La Presse in the metro

Yesterday as I left my apartment to go to work, I was surprised when my paper wasn’t there to greet me. Instead, there was a copy of La Presse in its place. It’s not the end of the world if I don’t get a paper once in a while (it’s not like I pay for it, and I can just grab another one at work), and since my apartment is the only one of 11 units in the coop that gets any sort of newspaper subscription, I’m guessing it was just the delivery person throwing out the wrong paper.

The cover certainly piqued my interest (though I was aware of its contents having read a Montreal City Weblog item earlier that day): a special report on life in the metro.

Saturday’s stories include discussions with the various people you see in the hallways: buskers, shopkeepers, cleaners, Jehovah’s Witnesses, old people, and some of the less common sights like monks and blind people figuring out station layouts. There’s also a multimedia component online that includes some audio slideshows of interviews with other people.

Jean-Christophe Laurence also has a peek into the shift of a metro changeur, who says the most annoying thing about working there is having to be confined in a box and asking permission whenever you want to leave it.

But more interestingly, there are articles from Katia Gagnon on the workers who perform maintenance on the tracks between 2am and 5am when no trains are circulating and the power to the rails is cut, as well as those who monitor the tracks while the trains are running.

It reminds me of a piece that Alex Dobrota did for the Gazette three years ago in which he spent the night with maintenance workers.

Intervention des ambulanciers

Today, La Presse continues on a sadder note, talking about suicide in the metro. Hugo Meunier discusses the statistics, the most interesting of which is that 2/3 of people who throw themselves in front of metro trains survive, though they’re left with serious injuries and disabilities. He reports on a specific incident as an example (an article with a staggering seven anonymous sources, perhaps demonstrating how little people want to talk about it) and asks whether the STM, police and media’s policies of pretending suicides don’t happen is actually helpful at preventing copycats.

I’ve never actually witnessed a metro suicide (though I’ve seen the cleanup), so I can only imagine how disturbing it can be.

I can’t help but think that the statistic that shows you’re more likely to be seriously hurt than die attempting suicide in the metro would make a lot of people think twice about using that method to end their lives. Of course, then they’d just choose a method that wasn’t so public and we’d never know.

3 thoughts on “La Presse in the metro

  1. plam

    I’ve read that there have been studies where a means of suicide was taken away (in Montreal, for instance, a case would be installation of a jump barrier on the Jacques-Cartier). It turns out that people don’t actually choose another method. Instead the suicide rate goes down. It seems like people go and try to jump, fail, and go home and don’t kill themselves after all. Similarly, in reading about survivors from bridge jumps, apparently they regret jumping very soon afterwards.

  2. Jean Naimard

    Interestingly, Toronto will discuss subway suicides without any problems, to the point of being quite gross about it. When we visited the Toronto subway control center some 20 years ago, the operations boss was quite graphic and nonchalant about it.

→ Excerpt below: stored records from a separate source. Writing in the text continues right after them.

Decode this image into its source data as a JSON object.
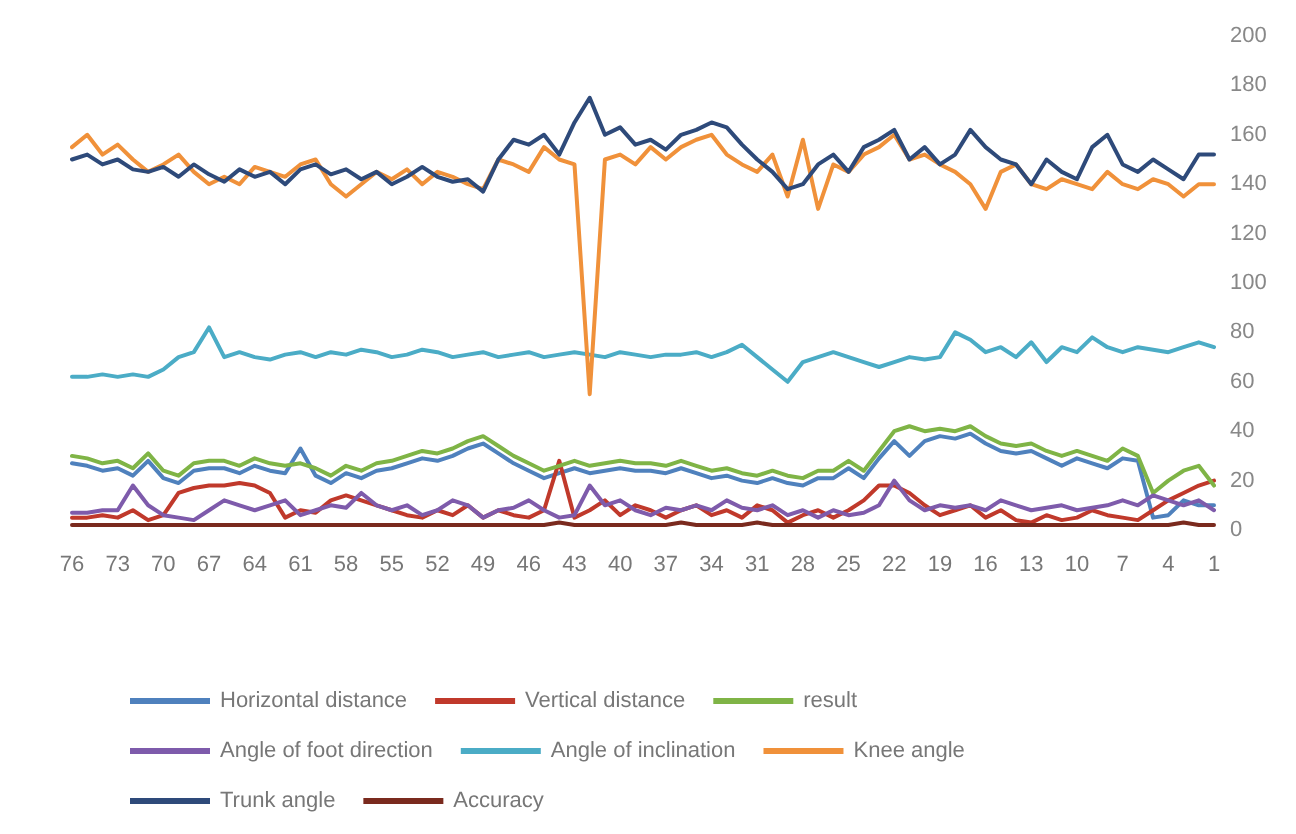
{
  "chart_data": {
    "type": "line",
    "categories": [
      "76",
      null,
      null,
      "73",
      null,
      null,
      "70",
      null,
      null,
      "67",
      null,
      null,
      "64",
      null,
      null,
      "61",
      null,
      null,
      "58",
      null,
      null,
      "55",
      null,
      null,
      "52",
      null,
      null,
      "49",
      null,
      null,
      "46",
      null,
      null,
      "43",
      null,
      null,
      "40",
      null,
      null,
      "37",
      null,
      null,
      "34",
      null,
      null,
      "31",
      null,
      null,
      "28",
      null,
      null,
      "25",
      null,
      null,
      "22",
      null,
      null,
      "19",
      null,
      null,
      "16",
      null,
      null,
      "13",
      null,
      null,
      "10",
      null,
      null,
      "7",
      null,
      null,
      "4",
      null,
      null,
      "1"
    ],
    "series": [
      {
        "name": "Horizontal distance",
        "color": "#4f81bd",
        "values": [
          27,
          26,
          24,
          25,
          22,
          28,
          21,
          19,
          24,
          25,
          25,
          23,
          26,
          24,
          23,
          33,
          22,
          19,
          23,
          21,
          24,
          25,
          27,
          29,
          28,
          30,
          33,
          35,
          31,
          27,
          24,
          21,
          23,
          25,
          23,
          24,
          25,
          24,
          24,
          23,
          25,
          23,
          21,
          22,
          20,
          19,
          21,
          19,
          18,
          21,
          21,
          25,
          21,
          29,
          36,
          30,
          36,
          38,
          37,
          39,
          35,
          32,
          31,
          32,
          29,
          26,
          29,
          27,
          25,
          29,
          28,
          5,
          6,
          12,
          10,
          10
        ]
      },
      {
        "name": "Vertical distance",
        "color": "#c0392b",
        "values": [
          5,
          5,
          6,
          5,
          8,
          4,
          6,
          15,
          17,
          18,
          18,
          19,
          18,
          15,
          5,
          8,
          7,
          12,
          14,
          12,
          10,
          8,
          6,
          5,
          8,
          6,
          10,
          5,
          8,
          6,
          5,
          8,
          28,
          5,
          8,
          12,
          6,
          10,
          8,
          5,
          8,
          10,
          6,
          8,
          5,
          10,
          8,
          3,
          6,
          8,
          5,
          8,
          12,
          18,
          18,
          15,
          10,
          6,
          8,
          10,
          5,
          8,
          4,
          3,
          6,
          4,
          5,
          8,
          6,
          5,
          4,
          8,
          12,
          15,
          18,
          20
        ]
      },
      {
        "name": "result",
        "color": "#7fb446",
        "values": [
          30,
          29,
          27,
          28,
          25,
          31,
          24,
          22,
          27,
          28,
          28,
          26,
          29,
          27,
          26,
          27,
          25,
          22,
          26,
          24,
          27,
          28,
          30,
          32,
          31,
          33,
          36,
          38,
          34,
          30,
          27,
          24,
          26,
          28,
          26,
          27,
          28,
          27,
          27,
          26,
          28,
          26,
          24,
          25,
          23,
          22,
          24,
          22,
          21,
          24,
          24,
          28,
          24,
          32,
          40,
          42,
          40,
          41,
          40,
          42,
          38,
          35,
          34,
          35,
          32,
          30,
          32,
          30,
          28,
          33,
          30,
          15,
          20,
          24,
          26,
          18
        ]
      },
      {
        "name": "Angle of foot direction",
        "color": "#7e5bab",
        "values": [
          7,
          7,
          8,
          8,
          18,
          10,
          6,
          5,
          4,
          8,
          12,
          10,
          8,
          10,
          12,
          6,
          8,
          10,
          9,
          15,
          10,
          8,
          10,
          6,
          8,
          12,
          10,
          5,
          8,
          9,
          12,
          8,
          5,
          6,
          18,
          10,
          12,
          8,
          6,
          9,
          8,
          10,
          8,
          12,
          9,
          8,
          10,
          6,
          8,
          5,
          8,
          6,
          7,
          10,
          20,
          12,
          8,
          10,
          9,
          10,
          8,
          12,
          10,
          8,
          9,
          10,
          8,
          9,
          10,
          12,
          10,
          14,
          12,
          10,
          12,
          8
        ]
      },
      {
        "name": "Angle of inclination",
        "color": "#4bacc6",
        "values": [
          62,
          62,
          63,
          62,
          63,
          62,
          65,
          70,
          72,
          82,
          70,
          72,
          70,
          69,
          71,
          72,
          70,
          72,
          71,
          73,
          72,
          70,
          71,
          73,
          72,
          70,
          71,
          72,
          70,
          71,
          72,
          70,
          71,
          72,
          71,
          70,
          72,
          71,
          70,
          71,
          71,
          72,
          70,
          72,
          75,
          70,
          65,
          60,
          68,
          70,
          72,
          70,
          68,
          66,
          68,
          70,
          69,
          70,
          80,
          77,
          72,
          74,
          70,
          76,
          68,
          74,
          72,
          78,
          74,
          72,
          74,
          73,
          72,
          74,
          76,
          74
        ]
      },
      {
        "name": "Knee angle",
        "color": "#f0913a",
        "values": [
          155,
          160,
          152,
          156,
          150,
          145,
          148,
          152,
          145,
          140,
          143,
          140,
          147,
          145,
          143,
          148,
          150,
          140,
          135,
          140,
          145,
          142,
          146,
          140,
          145,
          143,
          140,
          138,
          150,
          148,
          145,
          155,
          150,
          148,
          55,
          150,
          152,
          148,
          155,
          150,
          155,
          158,
          160,
          152,
          148,
          145,
          152,
          135,
          158,
          130,
          148,
          145,
          152,
          155,
          160,
          150,
          152,
          148,
          145,
          140,
          130,
          145,
          148,
          140,
          138,
          142,
          140,
          138,
          145,
          140,
          138,
          142,
          140,
          135,
          140,
          140
        ]
      },
      {
        "name": "Trunk angle",
        "color": "#2e4a7a",
        "values": [
          150,
          152,
          148,
          150,
          146,
          145,
          147,
          143,
          148,
          144,
          141,
          146,
          143,
          145,
          140,
          146,
          148,
          144,
          146,
          142,
          145,
          140,
          143,
          147,
          143,
          141,
          142,
          137,
          150,
          158,
          156,
          160,
          152,
          165,
          175,
          160,
          163,
          156,
          158,
          154,
          160,
          162,
          165,
          163,
          156,
          150,
          145,
          138,
          140,
          148,
          152,
          145,
          155,
          158,
          162,
          150,
          155,
          148,
          152,
          162,
          155,
          150,
          148,
          140,
          150,
          145,
          142,
          155,
          160,
          148,
          145,
          150,
          146,
          142,
          152,
          152
        ]
      },
      {
        "name": "Accuracy",
        "color": "#7a2a1e",
        "values": [
          2,
          2,
          2,
          2,
          2,
          2,
          2,
          2,
          2,
          2,
          2,
          2,
          2,
          2,
          2,
          2,
          2,
          2,
          2,
          2,
          2,
          2,
          2,
          2,
          2,
          2,
          2,
          2,
          2,
          2,
          2,
          2,
          3,
          2,
          2,
          2,
          2,
          2,
          2,
          2,
          3,
          2,
          2,
          2,
          2,
          3,
          2,
          2,
          2,
          2,
          2,
          2,
          2,
          2,
          2,
          2,
          2,
          2,
          2,
          2,
          2,
          2,
          2,
          2,
          2,
          2,
          2,
          2,
          2,
          2,
          2,
          2,
          2,
          3,
          2,
          2
        ]
      }
    ],
    "ylim": [
      0,
      200
    ],
    "yticks": [
      0,
      20,
      40,
      60,
      80,
      100,
      120,
      140,
      160,
      180,
      200
    ],
    "grid": false,
    "legend": "bottom",
    "marker": "none",
    "line_style": "solid"
  }
}
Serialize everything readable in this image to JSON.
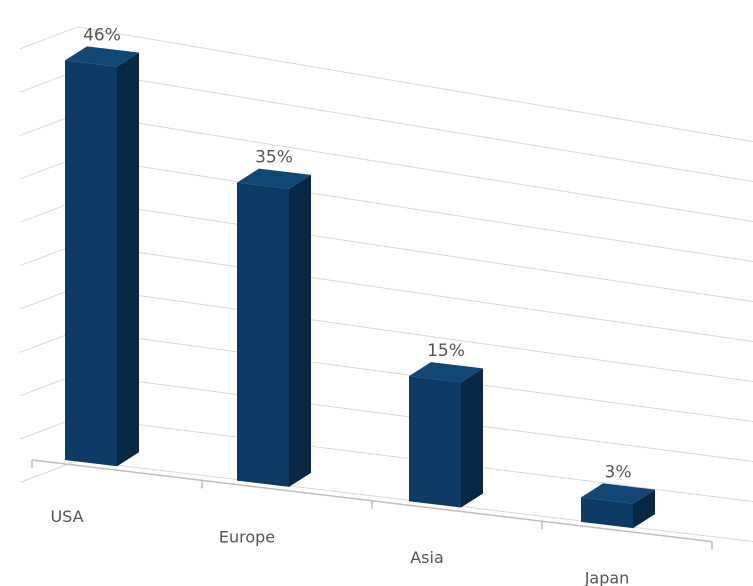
{
  "chart_data": {
    "type": "bar",
    "categories": [
      "USA",
      "Europe",
      "Asia",
      "Japan"
    ],
    "values": [
      46,
      35,
      15,
      3
    ],
    "data_labels": [
      "46%",
      "35%",
      "15%",
      "3%"
    ],
    "ylim": [
      0,
      50
    ],
    "grid": true,
    "legend": "none",
    "style": "3d-perspective",
    "colors": {
      "bar_front": "#0e3a66",
      "bar_side": "#082845",
      "bar_top": "#114774",
      "grid": "#d9d9d9",
      "axis": "#bfbfbf",
      "text": "#555555"
    }
  }
}
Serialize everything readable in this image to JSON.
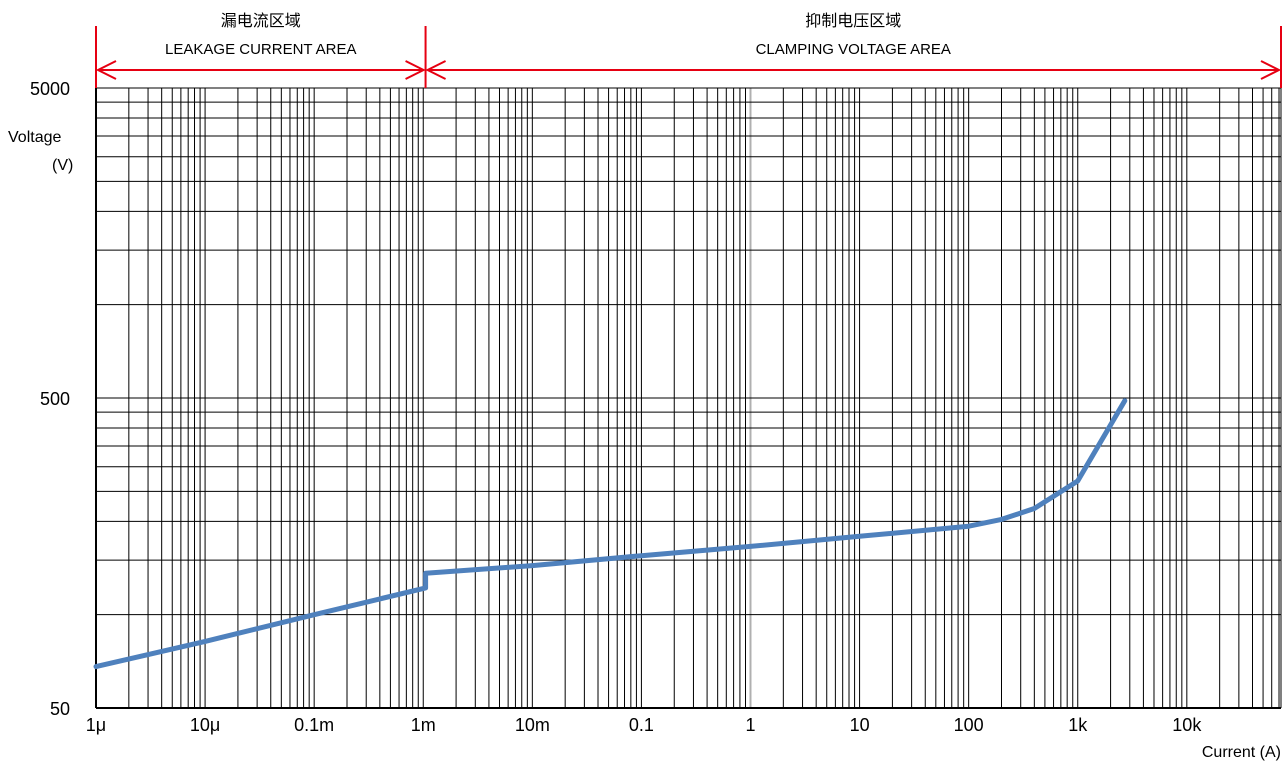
{
  "chart_data": {
    "type": "line",
    "x_scale": "log",
    "y_scale": "log",
    "xlim": [
      1e-06,
      73000
    ],
    "ylim": [
      50,
      5000
    ],
    "grid": true,
    "xlabel": "Current (A)",
    "ylabel_line1": "Voltage",
    "ylabel_line2": "(V)",
    "x_ticks": [
      {
        "value": 1e-06,
        "label": "1μ"
      },
      {
        "value": 1e-05,
        "label": "10μ"
      },
      {
        "value": 0.0001,
        "label": "0.1m"
      },
      {
        "value": 0.001,
        "label": "1m"
      },
      {
        "value": 0.01,
        "label": "10m"
      },
      {
        "value": 0.1,
        "label": "0.1"
      },
      {
        "value": 1,
        "label": "1"
      },
      {
        "value": 10,
        "label": "10"
      },
      {
        "value": 100,
        "label": "100"
      },
      {
        "value": 1000,
        "label": "1k"
      },
      {
        "value": 10000,
        "label": "10k"
      }
    ],
    "y_ticks": [
      {
        "value": 50,
        "label": "50"
      },
      {
        "value": 500,
        "label": "500"
      },
      {
        "value": 5000,
        "label": "5000"
      }
    ],
    "regions": [
      {
        "label_cn": "漏电流区域",
        "label_en": "LEAKAGE CURRENT AREA",
        "x_range": [
          1e-06,
          0.00105
        ]
      },
      {
        "label_cn": "抑制电压区域",
        "label_en": "CLAMPING VOLTAGE AREA",
        "x_range": [
          0.00105,
          73000
        ]
      }
    ],
    "series": [
      {
        "color": "#4f81bd",
        "x": [
          1e-06,
          1e-05,
          0.0001,
          0.00105,
          0.00105,
          0.01,
          0.1,
          1,
          10,
          100,
          200,
          400,
          1000,
          2700
        ],
        "y": [
          68,
          82,
          100,
          122,
          136,
          144,
          155,
          166,
          179,
          193,
          203,
          220,
          270,
          490
        ]
      }
    ]
  },
  "colors": {
    "arrow": "#e60012",
    "grid": "#000000",
    "highlight_grid": "#b0b0b0"
  }
}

    He said at one point that “the best thing is when the head is separated from most of the body”, because “that way, we can clean the place out and resume service right away without having to wait for the coroner to declare the person dead”…

    Myself, I had feared seeing a suicide in the Métro for a long time. One day, I just missed a train at Champ-de-Mars, only to hear minutes later that the service was interrupted. Since I transferred at Berri (I was too lazy to walk all the way there), I decided to walk there only to find the train I missed half into the station, and workers bringing a stretcher in front of it. I was really surprised to find out that it did not do me anything at all that someone was there, crushed under the train (I must say I did not see him jump, not did I hang around to see the aftermath) and just went to take my train to Longueuil like I did every time.

  3. x-US

    I worked for Urgences Sante back in the day (*cough*25*cough* years ago). Never did a Metro call, but conventional wisdom was that there was about 1/day somewhere on the system.